Protectrice des ressources, l’économie circulaire n’oublie pas de cibler une rentabilité économique.  Au niveau de l’entreprise, la démarche permet une réduction des déchets et des rejets et à plus ou moins court terme, une baisse de ses coûts de production.  Tout cela en répondant à l’évolution de la réglementation et à une exigence croissante de la part des consommateurs et de la société.

Des structures vous accompagnent

  • Le Cd2e : aide à la création, mutation écologique, études de filières… Ce pôle régional installé à Loos-en-Gohelle et dédié aux éco-activités accompagne les entreprises qui s’interrogent sur l’écoconstruction, la gestion de l’eau et de l’énergie, les éco-matériaux le recyclage et la valorisation des déchets…
  • Team2: ce pôle de compétitivité  fédère des entreprises, de toute taille, des laboratoires de recherche et des établissements de formation. Il développe la recherche et les applications industrielles dans le domaine des écotechnologies, des éco-matériaux, du recyclage et la dépollution. A la clef, 55 projets déjà labellisés en 6 ans.
  • [avniR] Concentrée sur l’Analyse du Cycle de Vie (ACV), la plateforme [avniR] travaille dans une dynamique collaborative avec les pôles et les clusters, l’enseignement supérieur, les laboratoires et les partenaires institutionnels dans les Hauts-de-France, mais aussi à l’étranger.
  • Syneo: Installé à Valenciennes, le pôle Synéo permet aux entreprises membres de faire progresser leur performance de façon durable : pratiques managériales, compétitivité économique et pérennisation de l’activité, mise en œuvre de l’écologie industrielle…
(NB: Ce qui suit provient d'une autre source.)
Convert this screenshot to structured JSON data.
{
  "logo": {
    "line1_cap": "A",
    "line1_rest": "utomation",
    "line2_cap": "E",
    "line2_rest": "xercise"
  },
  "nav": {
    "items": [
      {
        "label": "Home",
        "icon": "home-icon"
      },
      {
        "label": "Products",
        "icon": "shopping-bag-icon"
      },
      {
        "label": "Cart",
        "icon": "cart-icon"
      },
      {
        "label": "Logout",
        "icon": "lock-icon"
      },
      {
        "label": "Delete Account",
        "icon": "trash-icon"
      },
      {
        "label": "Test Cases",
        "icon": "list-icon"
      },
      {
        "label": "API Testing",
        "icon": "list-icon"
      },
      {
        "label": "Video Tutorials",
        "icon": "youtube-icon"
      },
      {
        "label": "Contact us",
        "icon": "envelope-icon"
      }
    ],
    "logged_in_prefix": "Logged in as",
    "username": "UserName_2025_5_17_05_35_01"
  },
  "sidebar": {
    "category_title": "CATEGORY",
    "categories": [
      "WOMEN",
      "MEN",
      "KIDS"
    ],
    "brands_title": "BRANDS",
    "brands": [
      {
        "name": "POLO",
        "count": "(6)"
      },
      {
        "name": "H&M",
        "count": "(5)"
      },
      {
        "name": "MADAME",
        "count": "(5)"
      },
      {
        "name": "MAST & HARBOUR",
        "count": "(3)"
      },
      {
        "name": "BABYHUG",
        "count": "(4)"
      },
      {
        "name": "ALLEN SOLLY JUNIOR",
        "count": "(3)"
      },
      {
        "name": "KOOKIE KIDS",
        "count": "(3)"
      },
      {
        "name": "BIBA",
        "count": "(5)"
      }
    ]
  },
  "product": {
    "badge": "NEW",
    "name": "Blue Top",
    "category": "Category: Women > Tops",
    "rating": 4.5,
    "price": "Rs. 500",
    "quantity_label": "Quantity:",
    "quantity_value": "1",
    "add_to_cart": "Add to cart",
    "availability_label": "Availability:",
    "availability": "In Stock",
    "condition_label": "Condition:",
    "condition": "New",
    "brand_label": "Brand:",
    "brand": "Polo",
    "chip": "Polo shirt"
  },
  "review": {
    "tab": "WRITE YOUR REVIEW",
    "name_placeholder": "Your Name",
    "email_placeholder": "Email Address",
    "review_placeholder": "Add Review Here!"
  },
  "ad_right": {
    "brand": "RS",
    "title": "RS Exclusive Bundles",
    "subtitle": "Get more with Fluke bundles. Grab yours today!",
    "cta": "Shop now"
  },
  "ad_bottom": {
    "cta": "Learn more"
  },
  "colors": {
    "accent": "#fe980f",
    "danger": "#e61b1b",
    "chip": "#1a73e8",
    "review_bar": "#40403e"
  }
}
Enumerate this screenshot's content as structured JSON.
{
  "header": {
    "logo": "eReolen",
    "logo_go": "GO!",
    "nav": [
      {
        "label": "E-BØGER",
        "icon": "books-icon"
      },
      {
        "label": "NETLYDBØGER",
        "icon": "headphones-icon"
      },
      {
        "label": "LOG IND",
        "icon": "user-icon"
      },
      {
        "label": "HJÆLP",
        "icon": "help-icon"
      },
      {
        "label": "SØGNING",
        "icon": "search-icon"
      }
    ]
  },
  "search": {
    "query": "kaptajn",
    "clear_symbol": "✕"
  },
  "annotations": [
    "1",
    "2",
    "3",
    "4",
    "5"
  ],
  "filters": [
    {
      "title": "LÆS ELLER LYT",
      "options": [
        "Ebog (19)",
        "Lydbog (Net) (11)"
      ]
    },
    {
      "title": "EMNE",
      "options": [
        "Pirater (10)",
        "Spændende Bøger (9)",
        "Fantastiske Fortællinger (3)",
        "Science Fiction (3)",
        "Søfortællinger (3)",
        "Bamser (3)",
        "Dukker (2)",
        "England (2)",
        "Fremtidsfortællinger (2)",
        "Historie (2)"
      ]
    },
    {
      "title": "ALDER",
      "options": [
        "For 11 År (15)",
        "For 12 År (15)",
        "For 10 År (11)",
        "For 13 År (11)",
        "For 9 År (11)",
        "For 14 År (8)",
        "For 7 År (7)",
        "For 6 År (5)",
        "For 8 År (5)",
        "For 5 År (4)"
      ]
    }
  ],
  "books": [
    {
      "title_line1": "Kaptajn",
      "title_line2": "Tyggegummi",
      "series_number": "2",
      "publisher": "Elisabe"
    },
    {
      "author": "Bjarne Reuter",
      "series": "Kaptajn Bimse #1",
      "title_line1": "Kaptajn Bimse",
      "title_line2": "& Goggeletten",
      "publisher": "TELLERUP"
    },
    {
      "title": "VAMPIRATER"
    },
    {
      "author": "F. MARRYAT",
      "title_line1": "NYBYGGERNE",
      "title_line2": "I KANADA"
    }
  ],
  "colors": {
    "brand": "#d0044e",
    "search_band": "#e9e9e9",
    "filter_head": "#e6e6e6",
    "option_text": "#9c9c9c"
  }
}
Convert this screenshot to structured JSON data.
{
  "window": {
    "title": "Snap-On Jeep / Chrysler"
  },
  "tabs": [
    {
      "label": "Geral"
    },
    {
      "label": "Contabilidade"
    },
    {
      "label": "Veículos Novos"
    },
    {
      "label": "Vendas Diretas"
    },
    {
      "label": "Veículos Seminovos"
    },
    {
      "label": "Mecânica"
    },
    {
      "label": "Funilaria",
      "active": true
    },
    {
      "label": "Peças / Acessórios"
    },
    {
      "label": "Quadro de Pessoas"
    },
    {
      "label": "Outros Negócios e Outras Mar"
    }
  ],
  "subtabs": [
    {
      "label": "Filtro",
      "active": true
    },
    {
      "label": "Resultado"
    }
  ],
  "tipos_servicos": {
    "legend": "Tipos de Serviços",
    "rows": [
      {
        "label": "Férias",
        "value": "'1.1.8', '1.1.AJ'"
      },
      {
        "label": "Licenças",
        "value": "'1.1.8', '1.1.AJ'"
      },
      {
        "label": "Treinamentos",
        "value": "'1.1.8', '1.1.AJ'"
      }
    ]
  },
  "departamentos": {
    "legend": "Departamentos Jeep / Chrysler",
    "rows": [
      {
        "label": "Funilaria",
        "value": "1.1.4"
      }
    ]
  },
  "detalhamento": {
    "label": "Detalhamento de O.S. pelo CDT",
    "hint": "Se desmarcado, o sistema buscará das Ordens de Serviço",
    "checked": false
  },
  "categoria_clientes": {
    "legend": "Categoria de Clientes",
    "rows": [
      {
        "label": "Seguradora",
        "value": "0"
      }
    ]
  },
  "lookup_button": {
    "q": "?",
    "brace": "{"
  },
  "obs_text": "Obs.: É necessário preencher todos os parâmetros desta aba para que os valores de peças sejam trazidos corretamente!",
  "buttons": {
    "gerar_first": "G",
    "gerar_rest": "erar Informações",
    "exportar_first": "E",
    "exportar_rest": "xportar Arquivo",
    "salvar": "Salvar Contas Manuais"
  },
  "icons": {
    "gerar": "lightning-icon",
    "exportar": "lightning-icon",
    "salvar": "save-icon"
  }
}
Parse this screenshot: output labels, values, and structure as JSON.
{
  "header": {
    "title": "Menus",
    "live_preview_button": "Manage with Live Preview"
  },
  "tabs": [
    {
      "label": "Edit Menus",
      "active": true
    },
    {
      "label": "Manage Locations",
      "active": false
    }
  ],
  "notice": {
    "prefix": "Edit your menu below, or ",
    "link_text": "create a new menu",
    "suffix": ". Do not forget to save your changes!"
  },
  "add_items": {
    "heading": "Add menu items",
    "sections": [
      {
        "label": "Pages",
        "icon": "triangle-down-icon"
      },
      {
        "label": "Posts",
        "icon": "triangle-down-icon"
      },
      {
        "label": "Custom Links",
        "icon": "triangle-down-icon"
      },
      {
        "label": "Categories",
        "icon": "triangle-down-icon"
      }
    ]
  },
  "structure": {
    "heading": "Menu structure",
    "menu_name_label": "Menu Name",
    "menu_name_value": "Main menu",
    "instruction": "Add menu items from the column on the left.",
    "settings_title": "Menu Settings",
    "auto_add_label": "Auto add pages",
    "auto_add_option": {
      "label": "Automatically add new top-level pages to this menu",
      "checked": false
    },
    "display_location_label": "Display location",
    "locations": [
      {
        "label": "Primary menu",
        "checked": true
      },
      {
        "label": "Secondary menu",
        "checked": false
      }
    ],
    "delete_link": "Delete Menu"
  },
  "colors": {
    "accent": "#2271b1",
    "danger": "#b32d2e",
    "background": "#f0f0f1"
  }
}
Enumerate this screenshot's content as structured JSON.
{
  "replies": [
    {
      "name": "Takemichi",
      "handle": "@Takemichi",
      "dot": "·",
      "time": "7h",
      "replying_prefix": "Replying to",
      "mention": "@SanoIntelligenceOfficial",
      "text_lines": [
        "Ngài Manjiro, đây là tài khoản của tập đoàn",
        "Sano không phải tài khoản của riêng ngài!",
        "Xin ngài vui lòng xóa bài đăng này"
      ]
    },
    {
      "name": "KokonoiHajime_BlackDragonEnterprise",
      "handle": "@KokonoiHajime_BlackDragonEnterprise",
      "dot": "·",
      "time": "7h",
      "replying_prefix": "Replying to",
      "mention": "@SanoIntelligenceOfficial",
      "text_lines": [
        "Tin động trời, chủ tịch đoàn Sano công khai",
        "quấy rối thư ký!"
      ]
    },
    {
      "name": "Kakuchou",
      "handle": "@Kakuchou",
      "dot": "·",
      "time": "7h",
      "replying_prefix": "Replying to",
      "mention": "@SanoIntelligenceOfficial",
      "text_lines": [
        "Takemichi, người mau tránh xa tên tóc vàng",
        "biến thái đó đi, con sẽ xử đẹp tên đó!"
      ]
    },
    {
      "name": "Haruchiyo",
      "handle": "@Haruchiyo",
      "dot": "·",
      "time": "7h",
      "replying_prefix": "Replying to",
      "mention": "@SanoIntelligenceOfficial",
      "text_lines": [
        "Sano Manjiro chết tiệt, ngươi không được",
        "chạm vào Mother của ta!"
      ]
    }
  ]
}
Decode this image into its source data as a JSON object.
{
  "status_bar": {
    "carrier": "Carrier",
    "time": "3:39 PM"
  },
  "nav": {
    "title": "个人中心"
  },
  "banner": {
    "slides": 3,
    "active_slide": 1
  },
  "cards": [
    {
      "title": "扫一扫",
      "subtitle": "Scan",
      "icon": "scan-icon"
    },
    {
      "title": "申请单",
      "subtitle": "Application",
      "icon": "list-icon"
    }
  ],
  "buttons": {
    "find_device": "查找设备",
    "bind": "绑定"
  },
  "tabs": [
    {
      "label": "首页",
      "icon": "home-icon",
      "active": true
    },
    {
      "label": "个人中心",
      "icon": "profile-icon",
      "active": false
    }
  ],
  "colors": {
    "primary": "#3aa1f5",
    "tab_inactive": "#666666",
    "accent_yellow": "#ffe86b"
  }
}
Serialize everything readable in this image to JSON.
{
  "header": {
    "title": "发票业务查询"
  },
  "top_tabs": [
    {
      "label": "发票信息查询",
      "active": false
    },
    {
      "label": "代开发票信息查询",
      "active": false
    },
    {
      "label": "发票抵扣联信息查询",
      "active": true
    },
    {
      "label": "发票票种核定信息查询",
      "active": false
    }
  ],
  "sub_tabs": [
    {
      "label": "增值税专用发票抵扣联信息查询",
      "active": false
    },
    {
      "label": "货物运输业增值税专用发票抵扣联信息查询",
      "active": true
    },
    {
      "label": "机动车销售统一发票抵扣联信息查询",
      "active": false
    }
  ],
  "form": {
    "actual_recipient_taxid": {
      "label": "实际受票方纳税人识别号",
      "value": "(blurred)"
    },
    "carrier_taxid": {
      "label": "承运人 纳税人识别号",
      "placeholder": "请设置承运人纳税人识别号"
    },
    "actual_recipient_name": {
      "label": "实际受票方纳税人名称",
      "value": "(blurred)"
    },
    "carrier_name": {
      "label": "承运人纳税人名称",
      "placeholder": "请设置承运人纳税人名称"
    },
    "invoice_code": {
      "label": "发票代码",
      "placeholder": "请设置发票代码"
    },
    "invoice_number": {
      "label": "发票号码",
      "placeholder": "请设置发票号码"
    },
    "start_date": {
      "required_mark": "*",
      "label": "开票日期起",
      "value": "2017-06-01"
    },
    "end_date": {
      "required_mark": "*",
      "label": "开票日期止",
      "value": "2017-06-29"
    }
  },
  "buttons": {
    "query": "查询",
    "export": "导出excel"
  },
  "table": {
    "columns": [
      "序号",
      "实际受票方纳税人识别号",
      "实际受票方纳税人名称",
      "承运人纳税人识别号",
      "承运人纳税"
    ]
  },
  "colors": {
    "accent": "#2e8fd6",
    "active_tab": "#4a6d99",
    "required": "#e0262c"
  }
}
  • Ecopal: fondée dès 2001 à Grande-Synthe, l’association Ecopal participe à la transition du bassin industriallo-portuaire du Dunkerquois. Observatoire autant que créateur de liens entre les acteurs privés et publics, Ecopal fédère déjà plus de 450 entreprises.
  • Enfin, la CCI Nord de France propose des accompagnements méthodologiques au déploiement de l’économie circulaire.  Cette méthodologie s’appuie sur l’alternance de phase collectives (en groupe de 5 à 8 entreprises) et de phases individuelles afin de coller au mieux aux besoins des entreprises. Le but, in fine, est de co-écrire avec l’entreprise sont plan d’action pour les prochaines années à venir et ensuite l’aider dans le déploiement des actions au quotidien.